The season ticket is a transaction like no other because usually you can return your purchases if they’re faulty or damaged or not to your satisfaction. To an extent you’re buying blind. Yes, the club lured you with that new striker but he could miss three straightforward chances in one game then follow that by fluffing four one-on-ones, leading to the manager not surviving the autumn. Or the club could win just four measly league matches all season. These things can and do happen.

But a season ticket is not like a washing machine. It is not even like a hot-tub, the surprise lockdown must-have for which there’s been a 480 per cent spike in demand. Global pandemics come and go (hopefully) but your team is your team and they’ll always be there (hopefully).

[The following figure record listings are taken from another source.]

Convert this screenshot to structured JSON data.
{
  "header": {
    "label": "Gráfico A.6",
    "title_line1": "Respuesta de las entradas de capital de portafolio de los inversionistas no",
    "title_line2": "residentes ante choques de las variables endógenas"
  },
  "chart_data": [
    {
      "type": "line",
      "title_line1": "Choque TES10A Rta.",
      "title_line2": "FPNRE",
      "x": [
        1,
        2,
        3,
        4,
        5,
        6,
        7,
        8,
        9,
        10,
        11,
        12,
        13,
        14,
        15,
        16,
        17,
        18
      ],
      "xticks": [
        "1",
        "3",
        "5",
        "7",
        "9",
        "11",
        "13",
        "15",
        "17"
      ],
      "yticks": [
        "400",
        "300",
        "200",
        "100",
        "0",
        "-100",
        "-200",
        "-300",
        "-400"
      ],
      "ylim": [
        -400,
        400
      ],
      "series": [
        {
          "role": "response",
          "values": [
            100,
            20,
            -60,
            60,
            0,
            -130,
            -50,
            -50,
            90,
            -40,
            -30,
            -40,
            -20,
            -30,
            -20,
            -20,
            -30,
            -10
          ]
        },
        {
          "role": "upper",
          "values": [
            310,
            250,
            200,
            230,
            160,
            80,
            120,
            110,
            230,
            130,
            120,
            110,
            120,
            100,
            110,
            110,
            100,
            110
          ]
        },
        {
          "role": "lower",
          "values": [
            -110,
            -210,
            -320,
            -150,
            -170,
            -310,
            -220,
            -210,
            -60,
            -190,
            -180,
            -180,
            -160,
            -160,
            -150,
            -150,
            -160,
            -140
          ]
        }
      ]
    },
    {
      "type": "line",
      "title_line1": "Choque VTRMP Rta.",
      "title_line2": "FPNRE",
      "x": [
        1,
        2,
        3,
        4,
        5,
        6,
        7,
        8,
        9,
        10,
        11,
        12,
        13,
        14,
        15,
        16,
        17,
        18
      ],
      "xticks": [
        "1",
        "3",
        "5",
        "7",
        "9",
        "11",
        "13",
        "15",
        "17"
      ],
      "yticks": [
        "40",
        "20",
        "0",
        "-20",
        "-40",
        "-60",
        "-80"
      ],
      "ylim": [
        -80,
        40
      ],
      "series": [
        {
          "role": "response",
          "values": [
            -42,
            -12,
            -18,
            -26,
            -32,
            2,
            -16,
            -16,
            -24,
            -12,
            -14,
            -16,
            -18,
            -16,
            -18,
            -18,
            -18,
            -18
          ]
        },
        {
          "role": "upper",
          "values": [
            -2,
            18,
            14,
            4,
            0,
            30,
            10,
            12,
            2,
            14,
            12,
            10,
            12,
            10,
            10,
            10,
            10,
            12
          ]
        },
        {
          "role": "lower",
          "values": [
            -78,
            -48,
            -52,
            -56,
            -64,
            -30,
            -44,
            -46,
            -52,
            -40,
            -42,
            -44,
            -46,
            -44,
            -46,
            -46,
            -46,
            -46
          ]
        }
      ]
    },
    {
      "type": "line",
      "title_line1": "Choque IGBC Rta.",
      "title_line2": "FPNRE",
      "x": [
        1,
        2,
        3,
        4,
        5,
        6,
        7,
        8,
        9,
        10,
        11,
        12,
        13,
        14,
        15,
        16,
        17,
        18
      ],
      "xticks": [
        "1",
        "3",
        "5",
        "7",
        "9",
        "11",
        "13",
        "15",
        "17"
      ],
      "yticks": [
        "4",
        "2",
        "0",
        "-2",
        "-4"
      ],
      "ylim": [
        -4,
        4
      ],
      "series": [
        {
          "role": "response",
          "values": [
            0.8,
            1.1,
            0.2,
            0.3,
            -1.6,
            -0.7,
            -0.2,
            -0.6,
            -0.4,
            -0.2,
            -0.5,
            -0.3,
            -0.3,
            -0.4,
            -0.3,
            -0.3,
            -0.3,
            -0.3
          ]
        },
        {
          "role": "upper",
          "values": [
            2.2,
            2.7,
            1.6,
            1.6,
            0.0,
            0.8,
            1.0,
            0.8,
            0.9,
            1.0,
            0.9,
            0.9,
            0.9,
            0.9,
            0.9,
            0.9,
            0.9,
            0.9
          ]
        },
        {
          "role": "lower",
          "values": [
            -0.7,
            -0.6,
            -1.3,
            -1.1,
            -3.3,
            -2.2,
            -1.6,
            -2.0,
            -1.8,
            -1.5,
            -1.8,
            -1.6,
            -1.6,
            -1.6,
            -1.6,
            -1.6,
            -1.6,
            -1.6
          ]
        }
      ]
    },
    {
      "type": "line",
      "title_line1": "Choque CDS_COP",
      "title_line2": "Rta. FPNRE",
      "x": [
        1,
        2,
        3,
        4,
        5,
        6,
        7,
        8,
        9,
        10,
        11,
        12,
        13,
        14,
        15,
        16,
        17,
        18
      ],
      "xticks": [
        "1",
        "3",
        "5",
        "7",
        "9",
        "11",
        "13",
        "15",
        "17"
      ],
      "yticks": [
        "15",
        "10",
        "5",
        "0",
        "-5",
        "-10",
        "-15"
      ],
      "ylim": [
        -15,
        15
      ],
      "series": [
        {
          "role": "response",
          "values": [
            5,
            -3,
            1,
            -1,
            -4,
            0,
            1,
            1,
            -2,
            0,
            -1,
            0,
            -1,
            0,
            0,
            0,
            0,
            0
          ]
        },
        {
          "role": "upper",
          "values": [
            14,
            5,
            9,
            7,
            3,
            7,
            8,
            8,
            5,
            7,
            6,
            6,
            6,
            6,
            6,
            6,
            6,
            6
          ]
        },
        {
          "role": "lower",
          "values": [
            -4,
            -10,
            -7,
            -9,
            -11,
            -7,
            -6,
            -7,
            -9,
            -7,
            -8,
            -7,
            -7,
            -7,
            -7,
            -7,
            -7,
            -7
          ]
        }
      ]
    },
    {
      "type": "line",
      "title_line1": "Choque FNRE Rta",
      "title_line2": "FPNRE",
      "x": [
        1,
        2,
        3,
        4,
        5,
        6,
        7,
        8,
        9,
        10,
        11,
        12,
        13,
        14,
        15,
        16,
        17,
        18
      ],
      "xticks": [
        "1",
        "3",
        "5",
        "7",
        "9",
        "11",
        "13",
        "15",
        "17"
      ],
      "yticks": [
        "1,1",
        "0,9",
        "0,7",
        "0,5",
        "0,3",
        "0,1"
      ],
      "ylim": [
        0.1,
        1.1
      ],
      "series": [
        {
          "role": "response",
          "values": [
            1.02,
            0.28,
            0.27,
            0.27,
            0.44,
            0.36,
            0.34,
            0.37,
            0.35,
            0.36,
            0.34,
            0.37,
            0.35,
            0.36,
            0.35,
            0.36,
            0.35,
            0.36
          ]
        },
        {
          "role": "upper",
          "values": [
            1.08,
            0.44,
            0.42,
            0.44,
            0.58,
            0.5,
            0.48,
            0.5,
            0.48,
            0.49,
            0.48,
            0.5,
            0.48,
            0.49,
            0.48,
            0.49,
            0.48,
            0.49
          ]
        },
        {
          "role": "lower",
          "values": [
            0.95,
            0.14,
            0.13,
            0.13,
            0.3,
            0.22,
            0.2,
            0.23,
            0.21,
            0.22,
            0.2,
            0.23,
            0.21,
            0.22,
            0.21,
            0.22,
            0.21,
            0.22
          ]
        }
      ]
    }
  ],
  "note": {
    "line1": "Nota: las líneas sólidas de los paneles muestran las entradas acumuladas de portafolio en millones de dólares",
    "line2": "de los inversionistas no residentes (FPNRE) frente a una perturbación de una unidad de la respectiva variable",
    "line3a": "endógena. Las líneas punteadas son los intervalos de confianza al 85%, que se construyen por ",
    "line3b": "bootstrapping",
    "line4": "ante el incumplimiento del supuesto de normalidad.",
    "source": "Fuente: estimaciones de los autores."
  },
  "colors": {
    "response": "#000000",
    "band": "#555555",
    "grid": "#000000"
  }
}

For some who’ve already bought one, beyond the basic love of football, the season ticket is the present to themselves to be put in a drawer or placed on the mantelpiece and opened later, maybe much later – a votive object confirming that one fine day we will be through the worst and can shout and moan and cheer and sing again.

Assuredly, these will not be the people who have asked their clubs for refunds on games already cancelled this season. At Partick Thistle, who have endured a miserable term with a shock conclusion, that amounts to just 3.5 per cent. And the fact so many are continuing to make a pledge to Scottish football, at a time of fear, furloughing and financial hardship, is truly astonishing.

Maybe they’re evoking the old joke about the long-suffering wife who says to her husband “I think you love Celtic more than me” to which the reply is “Darling, I love Rangers more than you” – but this proves they believe that whoever beats their team in the future, it won’t be Covid.